Borkum Riff. About once a year, I'll catch the distinctive smell of whiskey-soaked pipe tobacco, and for a moment I turn to look for my dad. When I do, I look up, because I'm six years old: my dad hasn't smoked since the 1970's. But that smell, of tobacco and sweet cream, was such a constant part of my childhood that it's burnt into my memory so deeply it would take a pipe cleaner to remove it from my hippocampus.
Whenever this happens I don't really know how to feel. On the one hand, it's a smell that never fails to transport me to my youth. On the other, my dad quit smoking after I had a long outburst telling him with all the earnestness of a child that I hated the fact that he smoked and that it gave me headaches and that I was sure it was going to kill him and I wouldn't have a father. I remember that I couldn't stop shivering for hours from the emotional surge. I am, of course, very glad that my father did stop smoking, as he's still with us today.
And yet. My father owned several pipes and they were all beautiful. He had curved rose-colored pipes made of burls (cherrywood? walnut?) that looked wise and mysterious, he had sharp-angled black pipes that looked like they belonged to Mr. Fantastic. He even had a corn-cob pipe that was hokey and wonderful. He had pipe tools for tamping and scraping and cleaning and a carousel that he kept his pipe in. And he had tins of tobacco with pictures of three-masted ships and peculiar European men and maps of the world on them. And when he read the Hobbit to my brother Robert and me and he got to the part about Gandalf and Thorin blowing magical smoke rings I knew exactly how that must have looked.
My ambivalence about pipes can be summed up nicely by Curious George. In the original H.A. Rey book from 1941, the monkey George is unceremoniously removed from the jungle by the Man in the Yellow Hat for sale to a zoo; Upon arrival in America, he spends what is supposed to be his last night of freedom in the Man's home, where we are told After a good meal and a good pipe, George was tired."

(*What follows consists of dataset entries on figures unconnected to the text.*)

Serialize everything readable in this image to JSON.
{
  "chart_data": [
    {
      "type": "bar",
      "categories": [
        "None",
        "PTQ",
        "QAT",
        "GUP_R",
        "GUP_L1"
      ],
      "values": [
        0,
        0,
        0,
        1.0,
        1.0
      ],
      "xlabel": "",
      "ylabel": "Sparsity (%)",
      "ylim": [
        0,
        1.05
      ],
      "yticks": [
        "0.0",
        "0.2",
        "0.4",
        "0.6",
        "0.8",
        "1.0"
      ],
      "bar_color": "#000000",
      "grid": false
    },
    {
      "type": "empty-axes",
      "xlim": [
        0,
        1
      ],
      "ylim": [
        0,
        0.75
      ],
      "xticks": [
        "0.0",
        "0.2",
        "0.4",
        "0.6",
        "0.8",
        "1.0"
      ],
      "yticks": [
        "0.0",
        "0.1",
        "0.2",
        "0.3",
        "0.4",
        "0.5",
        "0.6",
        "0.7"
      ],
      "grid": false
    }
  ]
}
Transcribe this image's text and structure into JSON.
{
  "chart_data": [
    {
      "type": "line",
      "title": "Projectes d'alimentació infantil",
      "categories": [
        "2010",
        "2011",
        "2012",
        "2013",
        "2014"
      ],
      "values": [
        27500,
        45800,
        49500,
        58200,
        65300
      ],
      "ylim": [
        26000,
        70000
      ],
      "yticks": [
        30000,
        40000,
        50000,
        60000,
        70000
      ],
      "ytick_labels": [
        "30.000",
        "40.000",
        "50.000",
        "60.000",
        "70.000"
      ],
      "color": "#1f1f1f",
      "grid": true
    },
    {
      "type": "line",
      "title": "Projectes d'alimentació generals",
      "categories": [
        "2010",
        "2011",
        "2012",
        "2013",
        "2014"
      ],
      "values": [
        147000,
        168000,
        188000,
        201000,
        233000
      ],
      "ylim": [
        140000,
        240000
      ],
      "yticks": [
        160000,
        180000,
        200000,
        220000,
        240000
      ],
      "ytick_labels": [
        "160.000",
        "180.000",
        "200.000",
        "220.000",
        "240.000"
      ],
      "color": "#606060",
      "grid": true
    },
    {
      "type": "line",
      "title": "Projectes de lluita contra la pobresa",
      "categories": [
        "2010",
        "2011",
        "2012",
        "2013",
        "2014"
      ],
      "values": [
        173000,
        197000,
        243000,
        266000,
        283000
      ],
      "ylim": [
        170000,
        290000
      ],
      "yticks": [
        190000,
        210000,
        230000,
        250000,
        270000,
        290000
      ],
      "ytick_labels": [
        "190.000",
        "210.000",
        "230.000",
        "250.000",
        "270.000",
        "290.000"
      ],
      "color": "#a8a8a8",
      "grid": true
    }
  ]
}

When my kids were little, they constantly watched a VHS recording of the 1982 stop-motion version of Curious George, which faithfully stuck to the text of Rey's book and did in fact show George enjoying his pipe; however, immediately after George takes a couple of puffs the film shows George becoming ill and the Man in the Yellow Hat guiltily putting the pipe away—presumably shamed into quitting himself. And this part always made me very, very angry. Why? Why the need to editorialize? Children already know that George is doing something wrong, something forbidden. That's what makes it fun. And Dad, I'm glad you stopped smoking. But I hope you can still find something wrong to do now and then.